The apparmor profile has changed into the audit error lxc-container-default-cgns in comparison to the first post.

Try setting lxc.aa_profile=unconfined instead

Thats works, but it disables AA for the container completly?

It does indeed, at least that suggests we’re dealing with an apparmor problem here.

@tyhicks does this ring a bell?

If AA doesn’t support it, there is a way to tell systemd that netnamespaces are not available?

Or there are just some missing AA profiles?

In case of AA doesn’t support this scenario systemd tries to detect if netnamespaces available. Looking at ns_type_supported show me that systemd checks if /proc/self/ns/net exists.

It’s maybe possible to hide /proc/self/ns/net with lxcfs?

@stgraber Do you have an update for this issue?

At this time, Bionic Containers are broken if they run unprivileged.

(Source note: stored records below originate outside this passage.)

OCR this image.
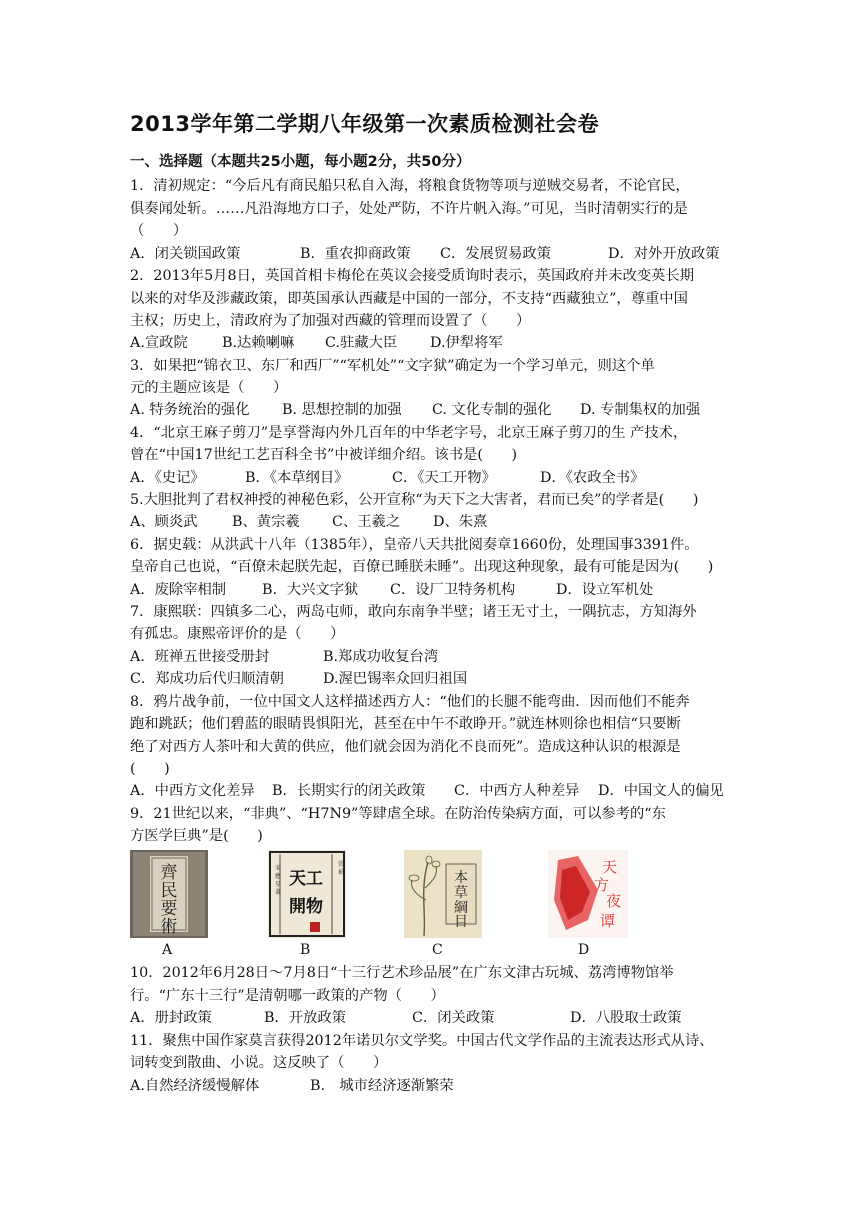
2013学年第二学期八年级第一次素质检测社会卷
一、选择题（本题共25小题，每小题2分，共50分）
1．清初规定：“今后凡有商民船只私自入海，将粮食货物等项与逆贼交易者，不论官民，
俱奏闻处斩。……凡沿海地方口子，处处严防，不许片帆入海。”可见，当时清朝实行的是
（　　）
A．闭关锁国政策	B．重农抑商政策 C．发展贸易政策	D．对外开放政策
2．2013年5月8日，英国首相卡梅伦在英议会接受质询时表示，英国政府并未改变英长期
以来的对华及涉藏政策，即英国承认西藏是中国的一部分，不支持“西藏独立”，尊重中国
主权；历史上，清政府为了加强对西藏的管理而设置了（　　）
A.宣政院 B.达赖喇嘛 C.驻藏大臣 D.伊犁将军
3．如果把“锦衣卫、东厂和西厂”“军机处”“文字狱”确定为一个学习单元，则这个单
元的主题应该是（　　）
A. 特务统治的强化 B. 思想控制的加强 C. 文化专制的强化 D. 专制集权的加强
4．“北京王麻子剪刀”是享誉海内外几百年的中华老字号，北京王麻子剪刀的生 产技术，
曾在“中国17世纪工艺百科全书”中被详细介绍。该书是(　　)
A．《史记》	B．《本草纲目》	C．《天工开物》	D．《农政全书》
5.大胆批判了君权神授的神秘色彩，公开宣称“为天下之大害者，君而已矣”的学者是(　　)
A、顾炎武 B、黄宗羲 C、王羲之 D、朱熹
6．据史载：从洪武十八年（1385年），皇帝八天共批阅奏章1660份，处理国事3391件。
皇帝自己也说，“百僚未起朕先起，百僚已睡朕未睡”。出现这种现象，最有可能是因为(　　)
A．废除宰相制	B．大兴文字狱 C．设厂卫特务机构	D．设立军机处
7．康熙联：四镇多二心，两岛屯师，敢向东南争半壁；诸王无寸土，一隅抗志，方知海外
有孤忠。康熙帝评价的是（　　）
A．班禅五世接受册封	B.郑成功收复台湾
C．郑成功后代归顺清朝	D.渥巴锡率众回归祖国
8．鸦片战争前，一位中国文人这样描述西方人：“他们的长腿不能弯曲．因而他们不能奔
跑和跳跃；他们碧蓝的眼睛畏惧阳光，甚至在中午不敢睁开。”就连林则徐也相信“只要断
绝了对西方人茶叶和大黄的供应，他们就会因为消化不良而死”。造成这种认识的根源是
(　　)
A．中西方文化差异 B．长期实行的闭关政策 C．中西方人种差异 D．中国文人的偏见
9．21世纪以来，“非典”、“H7N9”等肆虐全球。在防治传染病方面，可以参考的“东
方医学巨典”是(　　)
齊
民
要
術
宋
應
星
著
崇
禎
天工
開物
本
草
綱
目
天
方
夜
谭
A	B	C	D
10．2012年6月28日～7月8日“十三行艺术珍品展”在广东文津古玩城、荔湾博物馆举
行。“广东十三行”是清朝哪一政策的产物（　　）
A．册封政策	B．开放政策	C．闭关政策	D．八股取士政策
11．聚焦中国作家莫言获得2012年诺贝尔文学奖。中国古代文学作品的主流表达形式从诗、
词转变到散曲、小说。这反映了（　　）
A.自然经济缓慢解体	B.　城市经济逐渐繁荣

Have you restarted the container after setting AppArmor to unconfined?

Set the aa profile to unconfined helps. But it will disable the functionality of AppArmor for this Container (like SELinux permissive), not?

This souldn’t be the solution.

At this time, i’m override the systemd-hostnamd unit with PrivateNetwork=no. But its also a nasty hack expect its upstream.